Behaviors are learned by using reinforcements and punishments known as conditioning. Conditioning is a form of learning that takes place when an instance of spontaneous behavior is either reinforced by a reward or discouraged by punishment (Grice, 2010). Due to the fact that Manson grew up being passed around from one unstable home to another so he never learned proper behaviors by any type of positive conditioning. Manson was an only child and never spent much time around other family members or peers his age. He never experienced others his age going through the same time of conditioning and only had an idea from the negative sources in his life.

Anther fact is that children often learn what is acceptable by basing off of their parents own behavior. Not only was Manson never encouraged when performing good behavior, but he also saw his mother perform countless acts of negative behavior including crimes and prison time which surely influenced him. Perhaps because he only received negative attention for his negative behavior, he just became accustomed to the fact that it would be the only attention, period. This fact could also be the root to why Manson constantly committed crimes because he learned that if he needed something, he did anything he could to take it regardless of the possibility for reform school or prison sentences (secondary punishment). Later into his adulthood, Manson received reinforcement from his newly formed ‘family’ of followers which, to him, appeared to be positive and that seemed to fuel his wrong behavior even more. Obviously, Manson’s ideas of helping to get the race war started and ordering murders were highly negative, but he was still rewarded by his followers on the level of some kind of a deity. By having his bad behavior reinforced in such a positive way, Manson continued to develop his warped sense between right and wrong.

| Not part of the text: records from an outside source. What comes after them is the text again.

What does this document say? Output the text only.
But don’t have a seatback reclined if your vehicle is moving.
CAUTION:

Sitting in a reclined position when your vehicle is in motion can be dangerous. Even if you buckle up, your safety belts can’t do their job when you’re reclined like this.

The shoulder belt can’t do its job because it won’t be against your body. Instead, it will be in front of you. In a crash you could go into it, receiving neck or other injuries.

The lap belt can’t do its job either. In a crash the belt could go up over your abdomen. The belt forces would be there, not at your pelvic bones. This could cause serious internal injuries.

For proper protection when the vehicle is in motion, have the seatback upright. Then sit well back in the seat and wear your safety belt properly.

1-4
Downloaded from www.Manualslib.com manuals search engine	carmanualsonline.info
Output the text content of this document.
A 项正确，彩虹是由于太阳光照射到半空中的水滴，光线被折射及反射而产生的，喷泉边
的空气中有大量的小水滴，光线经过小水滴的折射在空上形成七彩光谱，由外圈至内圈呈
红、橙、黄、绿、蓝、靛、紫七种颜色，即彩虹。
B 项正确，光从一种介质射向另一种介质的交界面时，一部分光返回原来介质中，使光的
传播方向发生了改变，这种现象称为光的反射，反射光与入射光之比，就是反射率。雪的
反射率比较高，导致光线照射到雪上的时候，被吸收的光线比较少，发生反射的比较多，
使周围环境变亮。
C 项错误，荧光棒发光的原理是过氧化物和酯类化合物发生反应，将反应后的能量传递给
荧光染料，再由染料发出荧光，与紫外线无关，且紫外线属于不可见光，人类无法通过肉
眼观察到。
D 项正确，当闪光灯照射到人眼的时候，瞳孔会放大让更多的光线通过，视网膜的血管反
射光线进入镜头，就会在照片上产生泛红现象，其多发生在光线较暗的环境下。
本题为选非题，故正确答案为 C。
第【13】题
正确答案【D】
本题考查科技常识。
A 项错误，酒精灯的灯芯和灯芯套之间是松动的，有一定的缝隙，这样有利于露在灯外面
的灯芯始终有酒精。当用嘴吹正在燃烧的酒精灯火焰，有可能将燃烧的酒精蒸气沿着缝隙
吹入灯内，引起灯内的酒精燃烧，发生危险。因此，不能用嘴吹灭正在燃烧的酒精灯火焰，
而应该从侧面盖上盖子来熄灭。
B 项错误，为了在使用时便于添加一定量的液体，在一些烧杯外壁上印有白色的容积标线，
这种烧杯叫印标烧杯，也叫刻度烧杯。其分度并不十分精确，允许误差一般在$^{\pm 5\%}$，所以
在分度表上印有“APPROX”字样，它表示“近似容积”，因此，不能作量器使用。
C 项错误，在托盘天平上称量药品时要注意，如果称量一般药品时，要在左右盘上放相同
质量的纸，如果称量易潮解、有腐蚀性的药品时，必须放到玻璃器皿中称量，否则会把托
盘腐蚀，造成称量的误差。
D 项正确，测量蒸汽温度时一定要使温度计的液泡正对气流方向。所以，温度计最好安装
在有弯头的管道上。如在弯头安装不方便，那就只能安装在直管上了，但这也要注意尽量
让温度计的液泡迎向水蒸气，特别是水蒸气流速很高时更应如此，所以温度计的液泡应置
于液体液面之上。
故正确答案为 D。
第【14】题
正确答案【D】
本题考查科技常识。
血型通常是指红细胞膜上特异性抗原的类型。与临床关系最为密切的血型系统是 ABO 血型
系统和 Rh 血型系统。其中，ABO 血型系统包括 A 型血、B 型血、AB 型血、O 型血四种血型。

Gordon Allport’s Trait Theory

Our proprium (or sense of self) develops through our early childhood environment. Manson developed a warped sense of himself through his early childhood. His held a self-identity because he knew he existed, but his self-esteem and pride had been highly impacted in a negative way. His own mother rejected him a number of times and he experienced numerous events of humiliation. Because self-image consists of learned expectations of the roles we are required to enact and aspirations for the future, his was warped through the examples set by his role models. He was not able to learn the correct acceptable behaviors and therefore, his goals for his future were based on crime and punishment. The traits that he learned though childhood development were predictors for his future behavior.

Functional autonomy is motives that we use as adults but develop from our evolved childhood desires. Once again we see his view on crime from his mother and how it bridged his own desires. Manson had a strong desire for family and a sense of belonging so he formed his own family and lead using manipulation to get what he wanted even at the expense of others. In a healthy mature person, depending on others and protecting their self-esteem is no longer a high priority. This wasn’t the case with Manson who obviously still held onto his self-esteem issues well throughout adulthood and could be classified as a highly immature person.

Part of being considered a mature person is self-acceptance which is being emotionally secure with oneself and being able to avoid overreactions in matters that are beyond ones control. Manson was highly insecure with himself. Essentially, he hated himself and made himself into a different person. He created a character that everyone loved and looked up to. He also not only overreacted to situations but also took it upon himself to change the situation to benefit him. If most people experience a dream being crushed or a lie, they would react in a negative way about it, but not to the extent of murder. He wanted revenge on those who wronged him. His perception on reality was highly distorted to the degree where he was not able to develop any skills or knowledge that made it necessary to live a normal healthy life. Being an prophet on a mission from God was his only way of living life in his mind because he wanted to be anyone but who he actually was. Manson’s unifying philosophy of life was essentially that of a naive child, filled with ego-centered goals with immoral societal standards.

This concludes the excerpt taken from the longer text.